「苦」はどこにあるのか
繰り返し拘るのですが、『原理講論』の「復活論」に「苦痛」といふ言葉が出てきます。
霊界の悪霊人が地上人に再臨し、地上人の罪を清算させるために何らかの「苦痛」を与へることがある。そしてその「苦痛」を「甘受」したときにのみ蕩減条件が立つて、罪が清算されるといふのです。

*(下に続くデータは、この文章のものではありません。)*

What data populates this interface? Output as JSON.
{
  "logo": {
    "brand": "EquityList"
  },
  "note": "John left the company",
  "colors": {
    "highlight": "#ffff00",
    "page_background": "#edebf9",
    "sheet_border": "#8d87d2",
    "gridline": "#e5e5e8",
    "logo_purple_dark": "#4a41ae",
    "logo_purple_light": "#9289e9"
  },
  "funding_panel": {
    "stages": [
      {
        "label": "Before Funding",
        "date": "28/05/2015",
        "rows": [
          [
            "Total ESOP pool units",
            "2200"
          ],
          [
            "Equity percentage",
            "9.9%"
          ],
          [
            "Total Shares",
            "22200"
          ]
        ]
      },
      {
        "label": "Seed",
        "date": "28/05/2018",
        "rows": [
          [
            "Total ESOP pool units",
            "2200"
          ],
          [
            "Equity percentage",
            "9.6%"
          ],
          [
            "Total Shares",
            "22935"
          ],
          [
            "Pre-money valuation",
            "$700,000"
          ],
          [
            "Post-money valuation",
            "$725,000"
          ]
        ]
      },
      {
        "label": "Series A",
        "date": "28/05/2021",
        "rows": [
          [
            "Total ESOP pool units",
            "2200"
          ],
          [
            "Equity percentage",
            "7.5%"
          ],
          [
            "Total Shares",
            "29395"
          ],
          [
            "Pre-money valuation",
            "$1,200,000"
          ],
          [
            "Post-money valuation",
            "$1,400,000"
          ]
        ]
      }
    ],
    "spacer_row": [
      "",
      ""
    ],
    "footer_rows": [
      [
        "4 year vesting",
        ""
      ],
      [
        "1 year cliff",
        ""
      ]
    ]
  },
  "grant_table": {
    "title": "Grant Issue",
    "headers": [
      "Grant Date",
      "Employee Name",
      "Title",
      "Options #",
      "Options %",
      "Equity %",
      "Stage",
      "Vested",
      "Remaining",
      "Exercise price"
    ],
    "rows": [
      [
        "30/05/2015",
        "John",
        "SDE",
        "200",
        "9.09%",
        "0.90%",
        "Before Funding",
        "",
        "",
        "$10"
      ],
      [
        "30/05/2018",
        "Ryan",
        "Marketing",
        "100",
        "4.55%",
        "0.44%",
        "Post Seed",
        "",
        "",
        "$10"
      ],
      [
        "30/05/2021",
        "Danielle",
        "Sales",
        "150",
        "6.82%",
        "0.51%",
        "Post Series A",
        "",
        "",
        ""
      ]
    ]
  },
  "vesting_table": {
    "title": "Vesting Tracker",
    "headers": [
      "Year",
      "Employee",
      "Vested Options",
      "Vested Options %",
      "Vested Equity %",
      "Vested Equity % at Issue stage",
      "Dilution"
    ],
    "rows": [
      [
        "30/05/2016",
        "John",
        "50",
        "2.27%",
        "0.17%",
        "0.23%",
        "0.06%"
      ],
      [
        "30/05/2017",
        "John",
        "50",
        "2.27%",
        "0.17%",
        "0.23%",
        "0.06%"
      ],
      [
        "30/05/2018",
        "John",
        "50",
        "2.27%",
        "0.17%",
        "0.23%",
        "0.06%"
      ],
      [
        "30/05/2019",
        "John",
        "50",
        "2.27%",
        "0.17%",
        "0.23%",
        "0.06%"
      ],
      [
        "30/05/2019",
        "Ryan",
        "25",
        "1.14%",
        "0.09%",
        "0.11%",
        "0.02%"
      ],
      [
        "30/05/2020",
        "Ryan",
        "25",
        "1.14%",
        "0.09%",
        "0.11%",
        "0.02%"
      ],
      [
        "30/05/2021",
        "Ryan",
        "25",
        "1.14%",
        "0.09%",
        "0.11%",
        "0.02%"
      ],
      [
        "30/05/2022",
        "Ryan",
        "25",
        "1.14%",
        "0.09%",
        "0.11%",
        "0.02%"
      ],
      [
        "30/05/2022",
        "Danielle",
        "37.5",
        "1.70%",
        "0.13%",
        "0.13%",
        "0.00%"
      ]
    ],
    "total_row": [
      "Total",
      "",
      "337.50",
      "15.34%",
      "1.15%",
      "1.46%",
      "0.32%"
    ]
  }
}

その「苦痛」とはどんなものか。「復活論」に具体的な説明はない。それで自分なりに考へてきたのです。
重い病気だらうか。
思ひがけない事故だらうか。
経済的な不遇だらうか。
人間関係の軋轢だらうか。
このやうな例は、どれもかなり深刻な「苦痛」です。しかしそれほどでもない「苦痛」は、日常的に経験してゐる。日常的には「苦痛」といふより「苦しみ」とか「悩み」などと言つているでせう。
般若心経の中に、
「度一切苦厄(どいっさいくやく)」
といふ一句があります。
「すべての苦痛を此岸(この世)から彼岸(あの世・神仏の世界)に渡す」
とでも訳したらいいでせうか。
この「苦厄」とはどんなものか。病気とか事故など、大抵は私の外から私に降りかかつてくるものと考へるでせう。
これに対して小林正観さんは、
「苦とは私の中で起こるもの」
と考へる。
私の中にさまざまな願ひや欲望がある。それが叶へられないとき、それが私の「苦」になる。「苦」とはつまり「私の思ひどおりにならないこと」だと言ふのです。
だとすれば、「苦」をなくすには「私の思ひ」をなくせばいい。それがお釈迦様の教への真意だと小林さんは考へる。
でもそれは、我々の願望も欲望もなくせといふことなのか。それがないのは、人間ではない。そんな人生は消極で灰色、達成感も喜びもないのではないか。さう思へます。
しかし「苦とは私の中で起こるもの」といふ考へ方で「復活論」を見ればどうでせうか。
「苦痛」は悪霊人が私に外側からもたらすものではありません。私の身に起こつた何らかの現象を、私が「苦」と感じるかどうかの問題です。
「復活論」では、苦痛を「甘受」すれば、それを蕩減条件として罪の清算処理がなされるといふ仕組みだと説明します。一方、般若心経的に考へれば、「甘受」とは、「苦」をこちら側(私の外側)からあちら側(私の内側)に渡すことです。
この現象は私を苦しめるためにやつて来たのではなく、私を助けるために現れた。そのやうに「渡す」ことを「甘受」と言ふ。
「甘受」は「甘んじて受け容れること」です。そのためにはまづ、私の「思ひ」をなくす必要がある。
「私はこんな病気になるべきではない」
「私がこんな事故に遭ふのは理不尽だ」
さういふ「思ひ」を一切なくして、目の前の現象をそのまま「受け容れる」。
思ひをなくして現実を受け容れる。小林さんは、さうする理由を「それが一番楽だから」と言ひます。「復活論」は、そこに蕩減条件が立つと言ふ。
しかし条件を立てるために受け容れるのでは、「苦」がまつたくなくなることがないでせう。ここが難しいところですね。
何を「苦」と見做すか。人生観に関はる深い問題だと考へる所以です。